Pengolahan Limbah Ternak
Program Sedekah Bumi di Gunung Bukit Tunggul
Kampung Pasir Angling, Desa Suntenjaya merupakan kampung yang terletak di kaki Gunung Bukit Tunggul, gunung tertinggi di kawasan Bandung Utara yang ketinggiannya mencapai 2204 dpl. Gunung ini merupakan hulu dari Sungai Cikapundung yang menyuplai bahan baku air untuk PDAM Kota Bandung dan sekitarnya. Keberadaan mata air di gunung ini juga sangat vital bagi kehidupan masyarakat Pasir Angling untuk mendukung aktivitas tani dan ternak sapi perah yang merupakan penopang sektor perekonomian kampung. Oleh karena itu, sudah sepatutnya masyarakat sekitar concern akan memelihara dan menjaga kelestarian gunung ini.

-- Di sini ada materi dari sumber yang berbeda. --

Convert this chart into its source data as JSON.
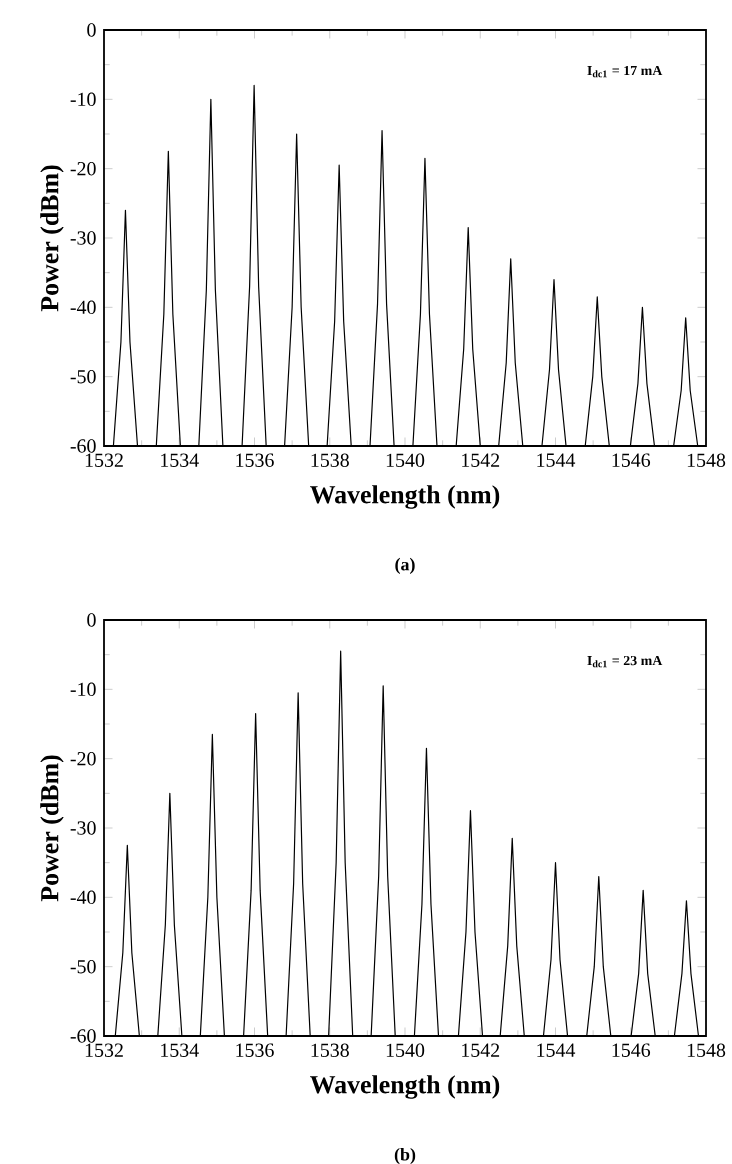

Disamping kekayaan alamnya yang luar biasa, masyarakat Pasir Angling masih membuang limbah kotoran sapi ke hulu sungai Cikapundung yang berpotensi mencemari kualitas air sungai. Para peternak di sini belum mampu melakukan pengolahan limbah kotoran sapi yang diakibatkan oleh padatnya rutinitas sebagai peternak. Hal ini juga didukung oleh fakta di lapangan bahwa dari sekitar 109 orang peternak dengan total 261 ekor sapi di Angling hanya 10% peternak saja yang ikut dalam mengolah limbah sapi (Data Desember 2019). Padahal, potensi limbah kotoran sapi di Pasir Angling cukup besar yaitu sebanyak 4 ton feses/hari dengan perhitungan per ekor sapi yaitu 20 kg feses/hari.
Pengolahan limbah ternak menjadi pupuk organik merupakan salah satu upaya dalam menjaga sumber mata air gunung ini. Dari tahun 2016, Divisi Peternakan telah melakukan program berjudul “Pengolahan Limbah Menjadi Berkah” yaitu program pengolahan limbah ternak menjadi berbagai pupuk diantaranya pupuk vermikompos, pupuk bokashi, dan pupuk organik cair di lahan milik salah satu warga. Kegiatan ini juga telah melibatkan beberapa masyarakat. Selanjutnya, di awal tahun 2019, Yayasan Walungan bekerjasama dengan Karang Taruna membuat suatu sistem pemusatan pengolahan kotoran sapi di area kaki Gunung Bukittunggul. Sistem ini bertujuan untuk membantu peternak yang kesulitan mengolah limbah sapi serta mengefektifkan pengelolaannya menjadi satu titik.
“Kami telah mengupayakan berbagai macam program untuk mengolah limbah sapi ini. Refleksi di tahun 2019 ini, kami masih melihat masalah pencemaran lingkungan oleh kotoran sapi. Kami menginginkan bagaimana caranya agar semua feses sapi tidak ada yang terbuang lagi ke sungai. Makanya, bersama dengan Karang Taruna, kita mencoba membuat pengolahan limbah sapi komunal”, tutur Riki Frediansyah, Ketua Yayasan Walungan.
Keberadaan lokasi pengolahan limbah sapi baik di lahan-lahan pengolahan maupun saung komunal masih sangat mungkin untuk dikembangkan menjadi lebih baik. Saat ini, hal yang menjadi tantangan adalah bagaimana mengkomunalkan semua kotoran sapi yang ada di Kampung Pasir Angling. Para peternak lainnya sudah banyak yang memberi saran penyediaan kolam penampungan di beberapa titik yang dekat dengan rumah untuk memudahkan mereka mentrasportasi kotoran sapi. Saat ini, hal tersebut sedang diinisiasi dan rencananya akan membangun 2-3 titik kolam penampungan. Kang Aji juga menuturkan bahwa pemasaran merupakan tantangan lainnya, bagaimana petani mau mencoba pupuk bokashi sapi yang sudah dibuat. Selain itu, untuk pemasaran ke luar masih mempertimbangkan dengan harga karung kemasan masih cukup mahal.
Semoga program pengolahan limbah sapi bisa terus berkembang, melibatkan lebih banyak para peternak dan semakin membawa manfaat bagi warga Pasir Angling. Secara jangka panjang, diharapkan program pemberdayaan masyarakat desa bisa selaras dengan lingkungan (geografi) yang tersedia sehingga lingkungan berupa sumber mata air, tanah, dan udara tidak tercemar.